There is 'B' level evidence ('good scientific evidence') for increased dietary ω−3 in primary prevention of cardiovascular disease, rheumatoid arthritis, and protection from ciclosporin toxicity in organ transplant patients.
They also note more preliminary evidence showing that dietary ω−3 can ease symptoms in several psychiatric disorders.

Besides the influence on eicosanoids, dietary polyunsaturated fats modulate immune response through three other molecular mechanisms. They
(a) alter membrane composition and function, including the composition of lipid rafts;
(b) change cytokine biosynthesis; and (c) directly activate gene transcription.
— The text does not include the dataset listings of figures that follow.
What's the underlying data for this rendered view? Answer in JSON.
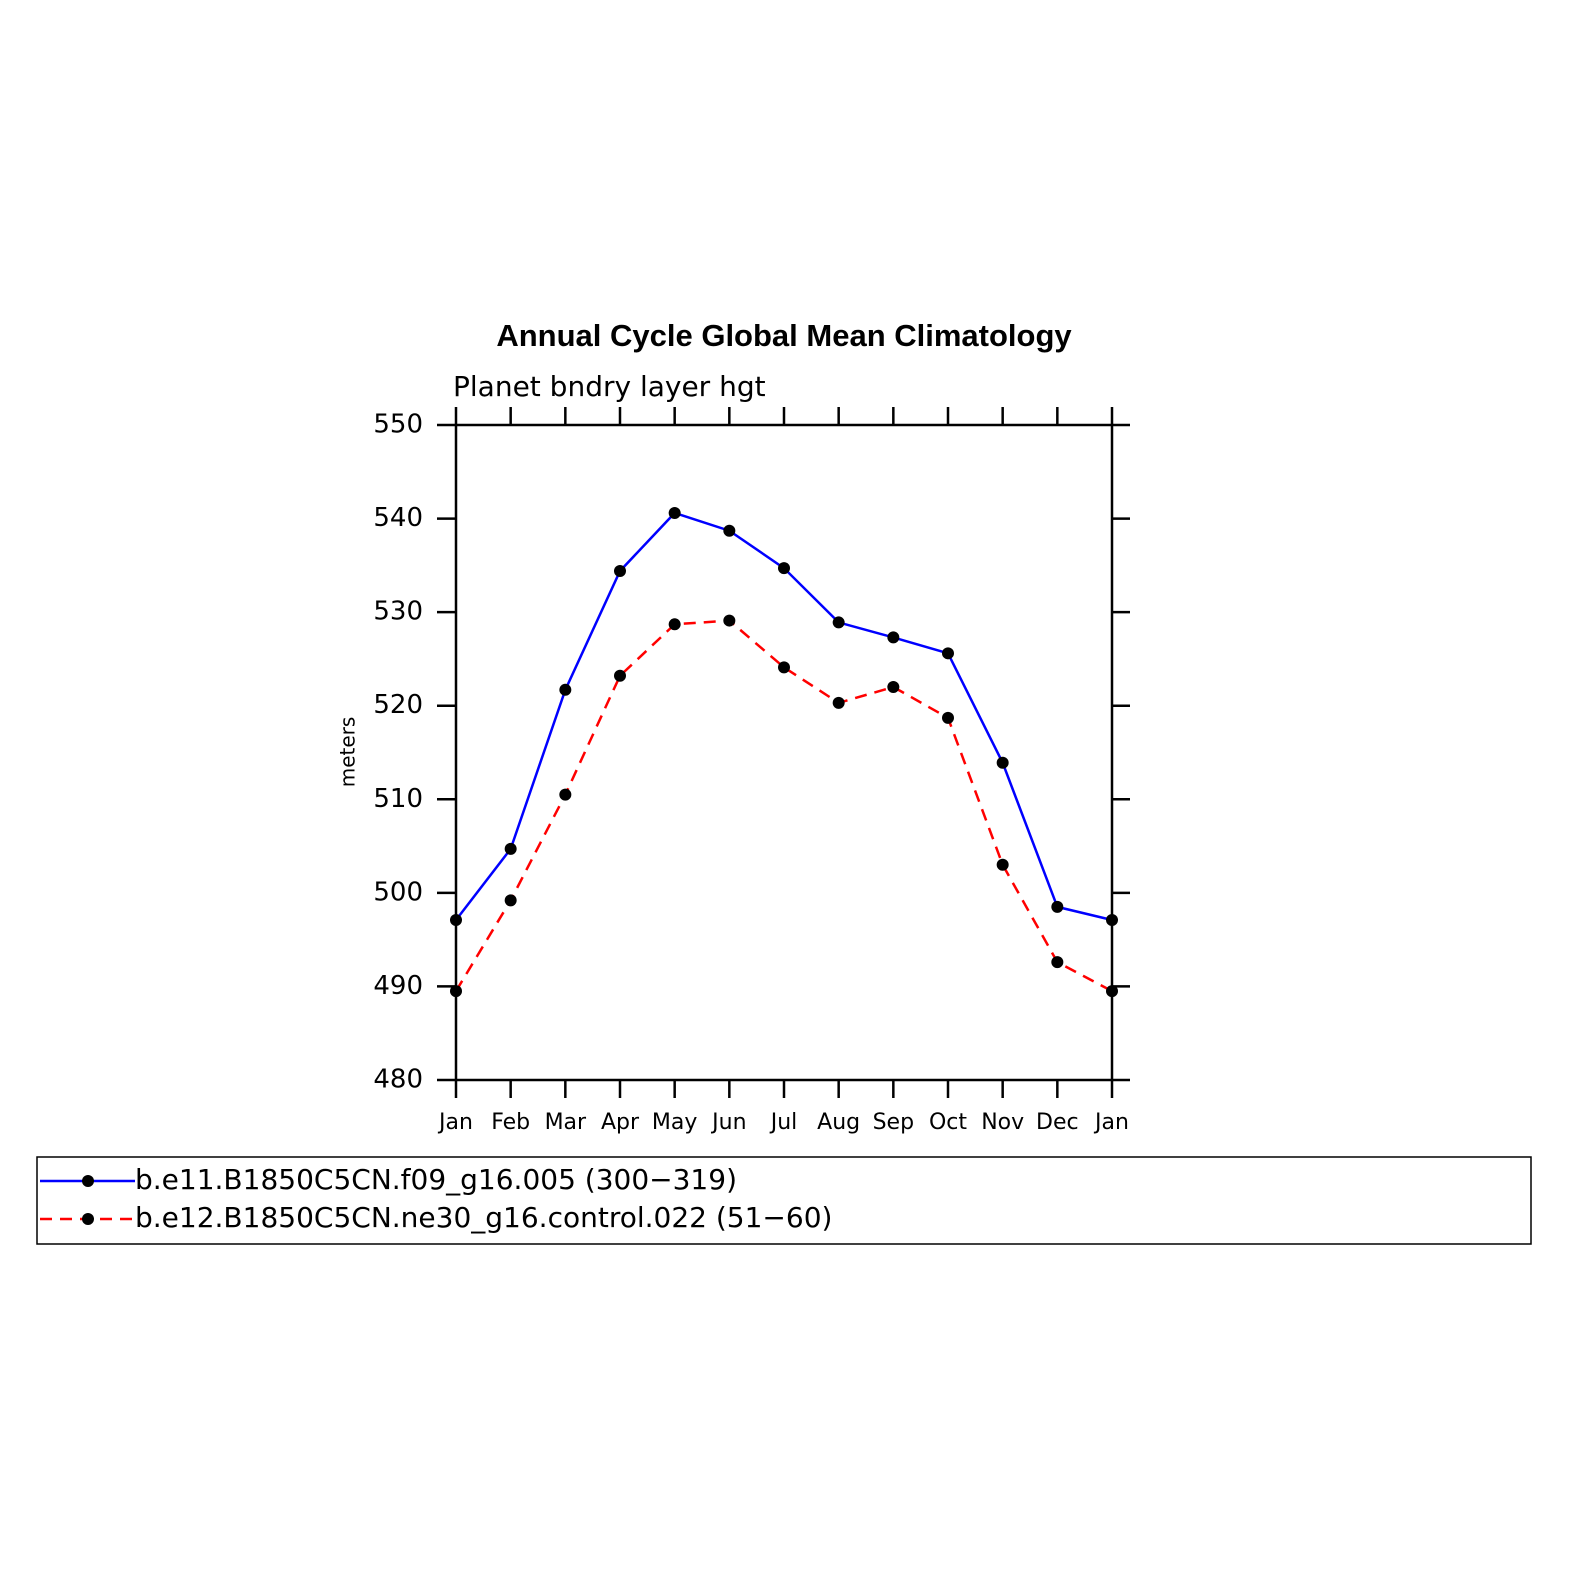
{
  "chart_data": {
    "type": "line",
    "title": "Annual Cycle Global Mean Climatology",
    "subtitle": "Planet bndry layer hgt",
    "ylabel": "meters",
    "categories": [
      "Jan",
      "Feb",
      "Mar",
      "Apr",
      "May",
      "Jun",
      "Jul",
      "Aug",
      "Sep",
      "Oct",
      "Nov",
      "Dec",
      "Jan"
    ],
    "series": [
      {
        "name": "b.e11.B1850C5CN.f09_g16.005 (300−319)",
        "color": "#0000ff",
        "linestyle": "solid",
        "marker_color": "#000000",
        "values": [
          497.1,
          504.7,
          521.7,
          534.4,
          540.6,
          538.7,
          534.7,
          528.9,
          527.3,
          525.6,
          513.9,
          498.5,
          497.1
        ]
      },
      {
        "name": "b.e12.B1850C5CN.ne30_g16.control.022 (51−60)",
        "color": "#ff0000",
        "linestyle": "dashed",
        "marker_color": "#000000",
        "values": [
          489.5,
          499.2,
          510.5,
          523.2,
          528.7,
          529.1,
          524.1,
          520.3,
          522.0,
          518.7,
          503.0,
          492.6,
          489.5
        ]
      }
    ],
    "ylim": [
      480,
      550
    ],
    "yticks": [
      480,
      490,
      500,
      510,
      520,
      530,
      540,
      550
    ],
    "grid": false,
    "legend": "bottom"
  }
}
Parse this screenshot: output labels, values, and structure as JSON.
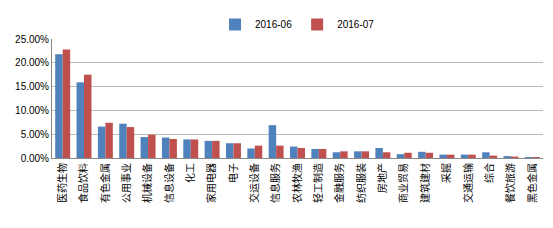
{
  "chart_data": {
    "type": "bar",
    "categories": [
      "医药生物",
      "食品饮料",
      "有色金属",
      "公用事业",
      "机械设备",
      "信息设备",
      "化工",
      "家用电器",
      "电子",
      "交运设备",
      "信息服务",
      "农林牧渔",
      "轻工制造",
      "金融服务",
      "纺织服装",
      "房地产",
      "商业贸易",
      "建筑建材",
      "采掘",
      "交通运输",
      "综合",
      "餐饮旅游",
      "黑色金属"
    ],
    "series": [
      {
        "name": "2016-06",
        "color": "#4f81bd",
        "values": [
          21.8,
          15.9,
          6.6,
          7.2,
          4.4,
          4.3,
          3.9,
          3.6,
          3.1,
          2.0,
          6.9,
          2.4,
          1.9,
          1.2,
          1.4,
          2.1,
          0.8,
          1.3,
          0.7,
          0.7,
          1.2,
          0.4,
          0.2
        ]
      },
      {
        "name": "2016-07",
        "color": "#c0504d",
        "values": [
          22.8,
          17.5,
          7.4,
          6.5,
          4.9,
          4.0,
          3.9,
          3.6,
          3.1,
          2.6,
          2.6,
          2.1,
          1.9,
          1.4,
          1.4,
          1.2,
          1.1,
          1.1,
          0.7,
          0.7,
          0.5,
          0.3,
          0.2
        ]
      }
    ],
    "ylim": [
      0,
      25
    ],
    "yticks": [
      {
        "value": 0,
        "label": "0.00%"
      },
      {
        "value": 5,
        "label": "5.00%"
      },
      {
        "value": 10,
        "label": "10.00%"
      },
      {
        "value": 15,
        "label": "15.00%"
      },
      {
        "value": 20,
        "label": "20.00%"
      },
      {
        "value": 25,
        "label": "25.00%"
      }
    ],
    "grid": true,
    "legend": "top"
  }
}
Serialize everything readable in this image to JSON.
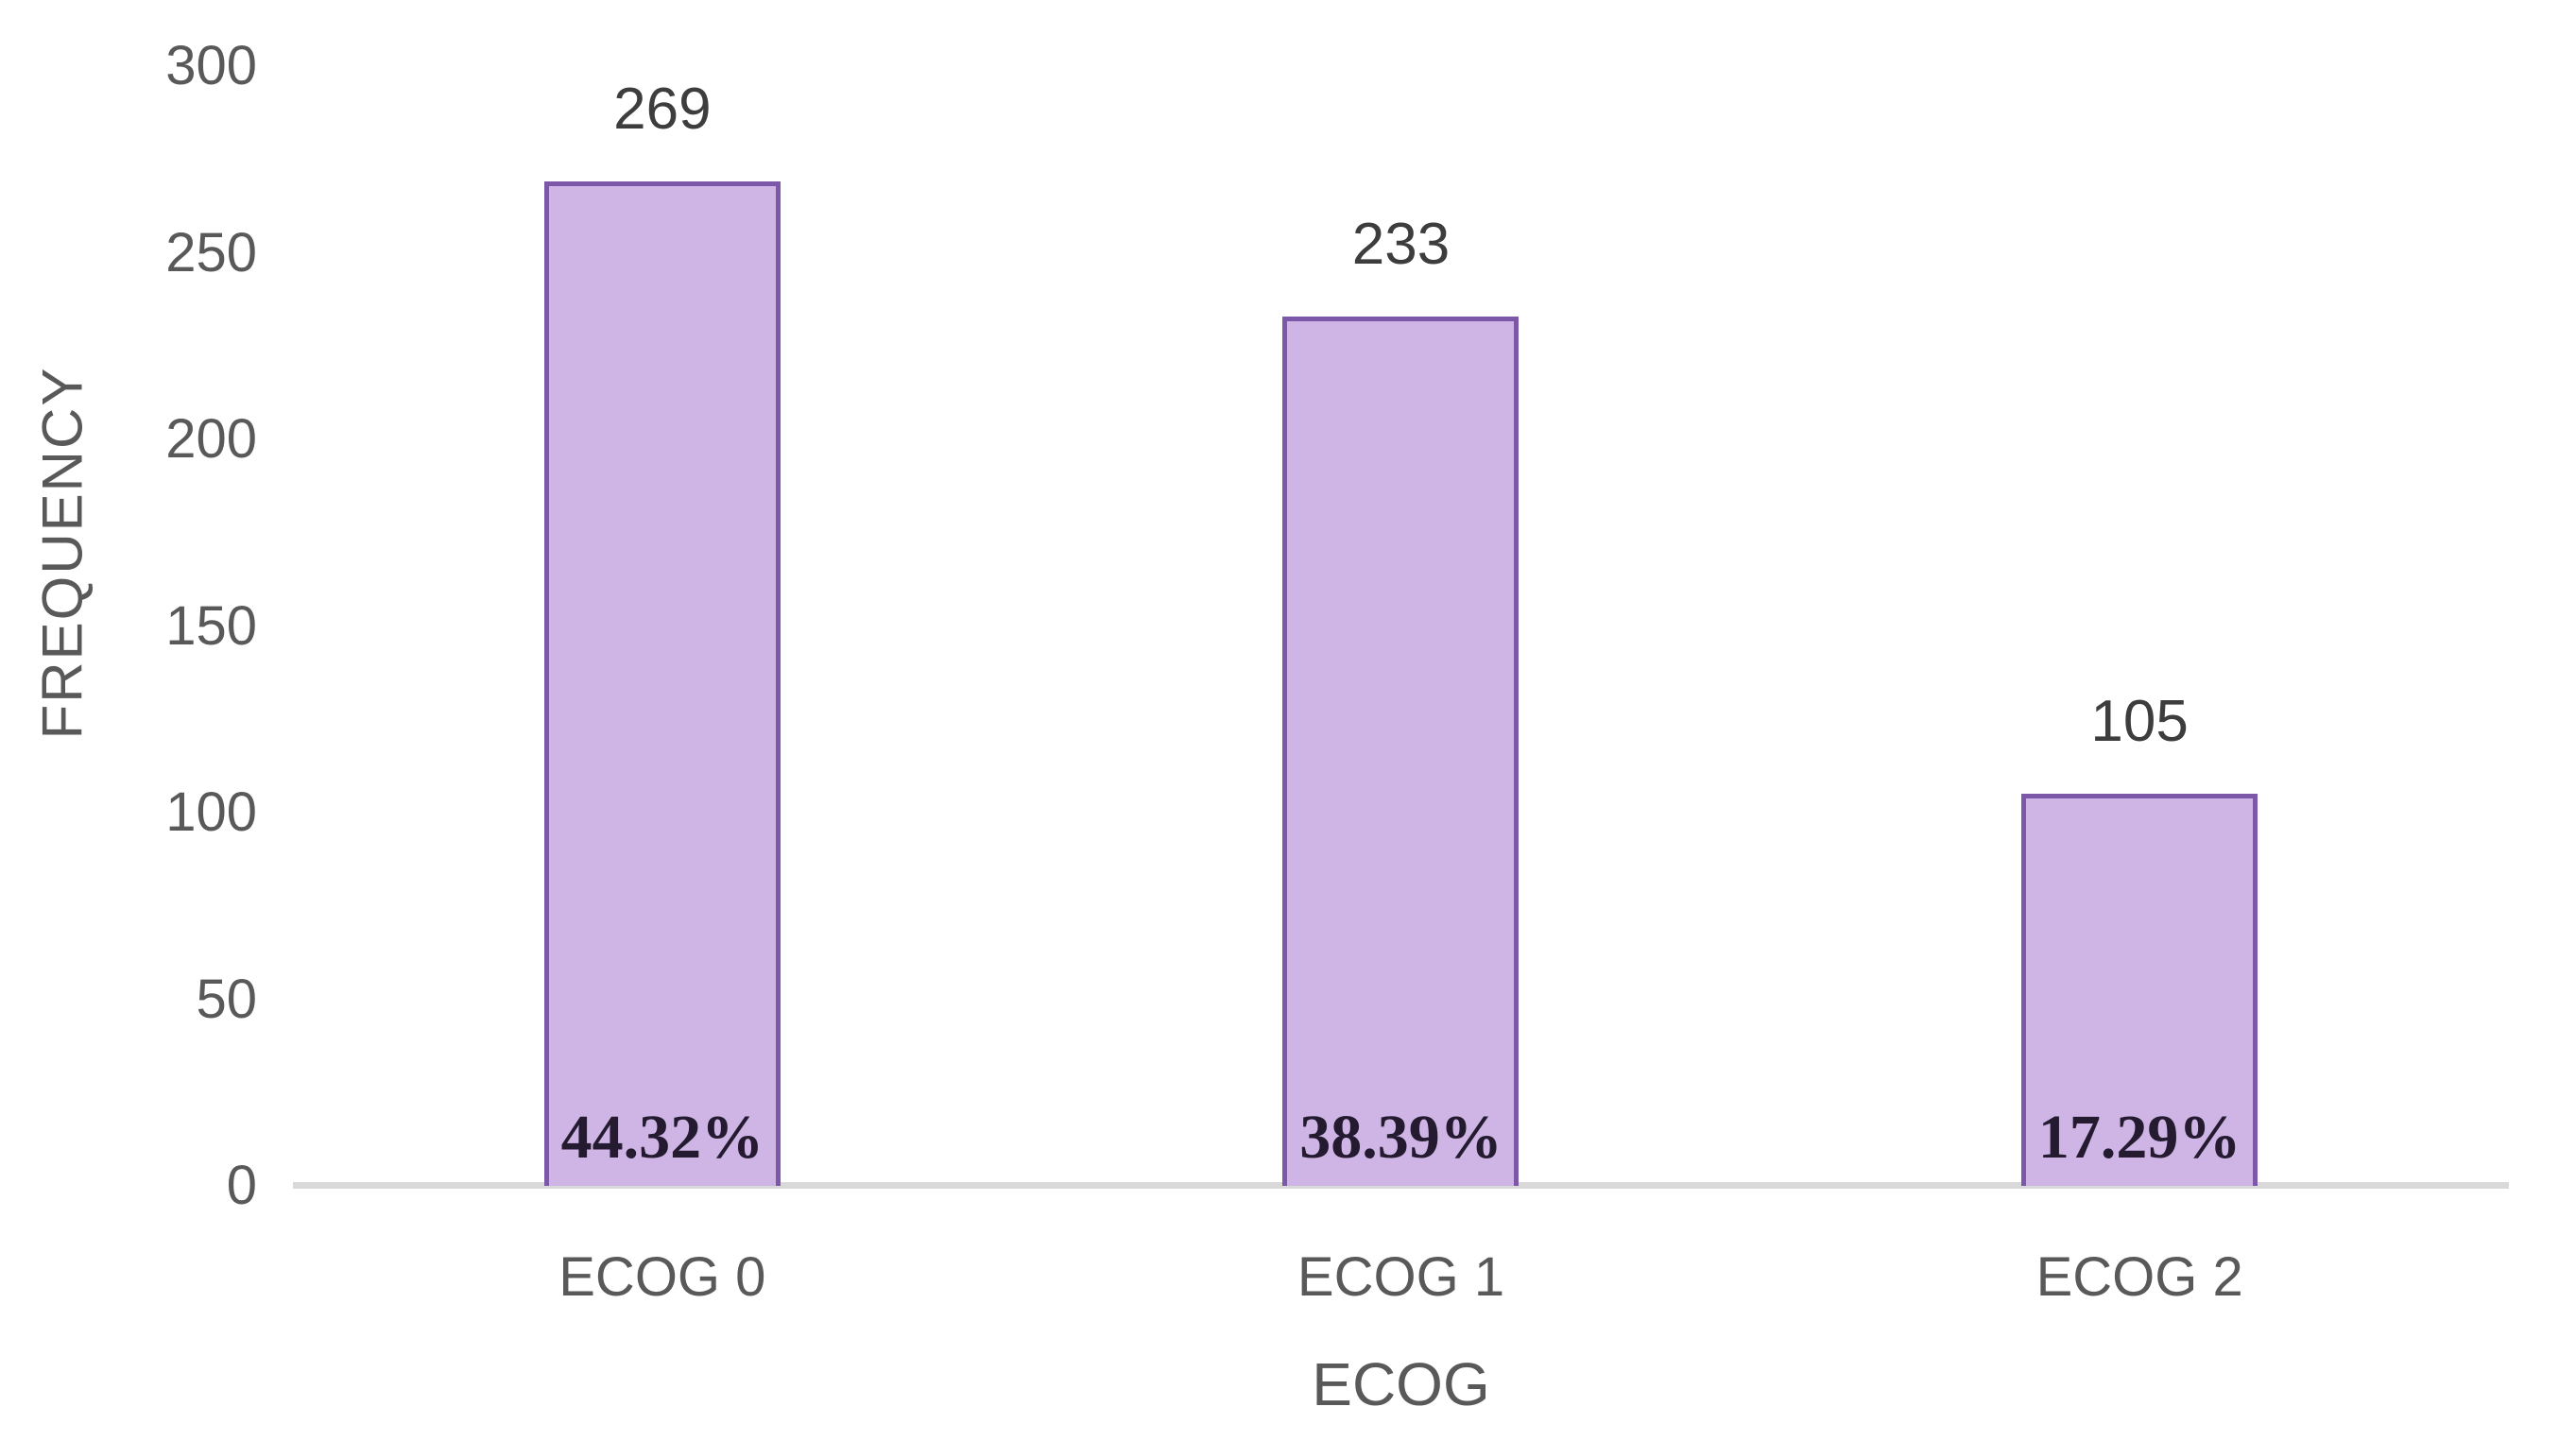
{
  "chart_data": {
    "type": "bar",
    "title": "",
    "xlabel": "ECOG",
    "ylabel": "FREQUENCY",
    "categories": [
      "ECOG 0",
      "ECOG 1",
      "ECOG 2"
    ],
    "values": [
      269,
      233,
      105
    ],
    "value_labels": [
      "269",
      "233",
      "105"
    ],
    "percent_labels": [
      "44.32%",
      "38.39%",
      "17.29%"
    ],
    "ylim": [
      0,
      300
    ],
    "ytick_step": 50,
    "yticks": [
      0,
      50,
      100,
      150,
      200,
      250,
      300
    ],
    "grid": false,
    "legend": "none",
    "colors": {
      "bar_fill": "#cfb5e6",
      "bar_border": "#7d58a8",
      "axis_line": "#d9d9d9",
      "axis_text": "#595959",
      "value_label_text": "#3d3d3d",
      "percent_label_text": "#241b31",
      "background": "#ffffff"
    }
  }
}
Of these, the action on eicosanoids is the best explored

Recent data in 2024 has emerged that neuronal integrity breakdown was reduced by ω−3 treatment in APOE*E4 carriers, suggesting that this treatment may be beneficial for this specific group suggested fish oil supplements might help older adults fight Alzheimer's disease.

===Mechanisms of ω−3 action===

EFA sources: Essential fatty acid production and metabolism to form eicosanoids. At each step, the ω−3 and ω−6 cascades compete for the enzymes.

In general, the eicosanoids derived from AA promote inflammation, and those from EPA and from GLA (via DGLA) are less inflammatory, or inactive, or even anti-inflammatory and pro-resolving.

The figure shows the ω−3 and −6 synthesis chains, along with the major eicosanoids from AA, EPA, and DGLA.

Dietary ω−3 and GLA counter the inflammatory effects of AA's eicosanoids in three ways, along the eicosanoid pathways:
- Displacement—Dietary ω−3 decreases tissue concentrations of AA, so there is less to form ω−6 eicosanoids.
- Competitive inhibition—DGLA and EPA compete with AA for access to the cyclooxygenase and lipoxygenase enzymes. So the presence of DGLA and EPA in tissues lowers the output of AA's eicosanoids.
- Counteraction—Some DGLA and EPA derived eicosanoids counteract their AA derived counterparts.

===Role in inflammation ===
Since antiquity, the cardinal signs of inflammation have been known as: calor (warmth), dolor (pain), tumor (swelling), and rubor (redness). The eicosanoids are involved with each of these signs.

Redness—An insect's sting will trigger the classic inflammatory response. Short acting vasoconstrictors — TXA_{2} — are released quickly after the injury. The site may momentarily turn pale. Then TXA_{2} mediates the release of the vasodilators PGE_{2} and LTB_{4}. The blood vessels engorge and the injury reddens.

Swelling—LTB_{4} makes the blood vessels more permeable. Plasma leaks out into the connective tissues, and they swell. The process also loses pro-inflammatory cytokines.

Pain—The cytokines increase COX-2 activity. This elevates levels of PGE_{2}, sensitizing pain neurons.

Heat—PGE_{2} is also a potent pyretic agent. Aspirin and NSAIDS—drugs that block the COX pathways and stop prostanoid synthesis—limit fever or the heat of localized inflammation.

==History==
In 1930, gynecologist Raphael Kurzrok and pharmacologist Charles Leib characterized prostaglandin as a component of semen.
Between 1929 and 1932, George and Mildred Burr showed that restricting fat from animals' diets led to a deficiency disease, and first described the essential fatty acids.
In 1935, von Euler identified prostaglandin.
In 1964, Bergström and Samuelsson linked these observations when they showed that the "classical" eicosanoids were derived from arachidonic acid, which had earlier been considered to be one of the essential fatty acids.
In 1971, Vane showed that aspirin and similar drugs inhibit prostaglandin synthesis. Von Euler received the Nobel Prize in medicine in 1970, which
Samuelsson, Vane, and Bergström also received in 1982.
E. J. Corey received it in chemistry in 1990 largely for his synthesis of prostaglandins.